After a lovely yesterday of festivities with three generations of chosen family, my wife’s gift to me is time to do whatever I want. Adrift after a sweet morning of tv and cuddles, and waiting to get the courage for a bracing swim, I find myself needing to write about my dad 🧵
My dad has never asked to come visit his granddaughter. Since my first trip to Seattle nearly 20 years ago, where he came to help me move, he’s never asked to come visit me. He hasn’t texted today, and it’s late enough to know he won’t. And yet, I still miss him.

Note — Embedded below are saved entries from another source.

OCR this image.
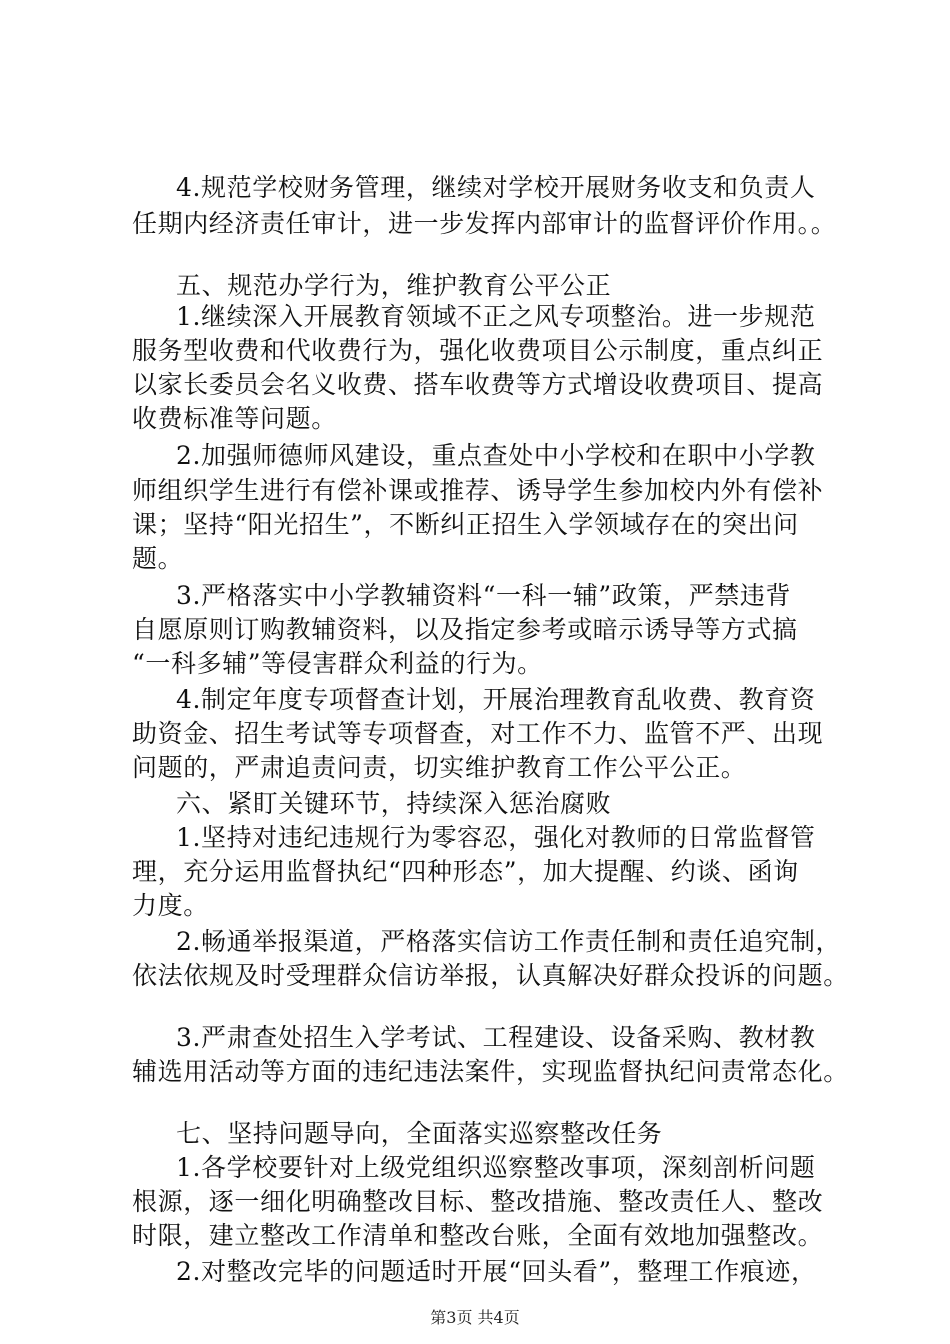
4.规范学校财务管理，继续对学校开展财务收支和负责人
任期内经济责任审计，进一步发挥内部审计的监督评价作用。。
五、规范办学行为，维护教育公平公正
1.继续深入开展教育领域不正之风专项整治。进一步规范
服务型收费和代收费行为，强化收费项目公示制度，重点纠正
以家长委员会名义收费、搭车收费等方式增设收费项目、提高
收费标准等问题。
2.加强师德师风建设，重点查处中小学校和在职中小学教
师组织学生进行有偿补课或推荐、诱导学生参加校内外有偿补
课；坚持“阳光招生”，不断纠正招生入学领域存在的突出问
题。
3.严格落实中小学教辅资料“一科一辅”政策，严禁违背
自愿原则订购教辅资料，以及指定参考或暗示诱导等方式搞
“一科多辅”等侵害群众利益的行为。
4.制定年度专项督查计划，开展治理教育乱收费、教育资
助资金、招生考试等专项督查，对工作不力、监管不严、出现
问题的，严肃追责问责，切实维护教育工作公平公正。
六、紧盯关键环节，持续深入惩治腐败
1.坚持对违纪违规行为零容忍，强化对教师的日常监督管
理，充分运用监督执纪“四种形态”，加大提醒、约谈、函询
力度。
2.畅通举报渠道，严格落实信访工作责任制和责任追究制，
依法依规及时受理群众信访举报，认真解决好群众投诉的问题。
3.严肃查处招生入学考试、工程建设、设备采购、教材教
辅选用活动等方面的违纪违法案件，实现监督执纪问责常态化。
七、坚持问题导向，全面落实巡察整改任务
1.各学校要针对上级党组织巡察整改事项，深刻剖析问题
根源，逐一细化明确整改目标、整改措施、整改责任人、整改
时限，建立整改工作清单和整改台账，全面有效地加强整改。
2.对整改完毕的问题适时开展“回头看”，整理工作痕迹，
第3页 共4页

But we’ve never talked about this shared bond. After 9/11, he withdrew into a frenzy of work. Throwing all his trauma into saving a building. Giving all his energy for human connection to another survivor, with whom he since has another son who to this day does not know I exist.
I too threw myself into work. Amplified trauma on trauma, for far longer than I can say saved lives, or at least far beyond when I was among the unique group whom History gave no choice, and well after I could’ve metaphorically come back home.
After 9/11, I had empathy for my dad but I thought I’d do better than he did in his shoes. I was wrong. I’ve been a deeply flawed husband. Present in body but much too rarely in heart or soul.
My wife has held out hope beyond hope, despite herself, that I will metaphorically come home. I’ve tried so many times. I am ever closer. But yet, like my father, my family still feels the pain of me choosing my hurt over them.
My dad will never come home. In that way, we are different. Because I will come home. I can only pray they are still there when I do.
But as long as I wait for him to come home to me—as long as I wait for him to call and say “I love you son and I’m sorry” and “I want to come out and meet Rosie”—I’m still stuck waiting for love that will never come, and my wife and daughter will wait for mine.
So goodbye, Dad. I’m blocking your number. I hope you see this, somehow.
Fuck you. I love you. I’m grateful for the lessons you taught me and the love you once showed me. But I was right—always right since I was a child—that I am stronger than you. I am going for a cold swim and then I am going the fuck home. Goodbye.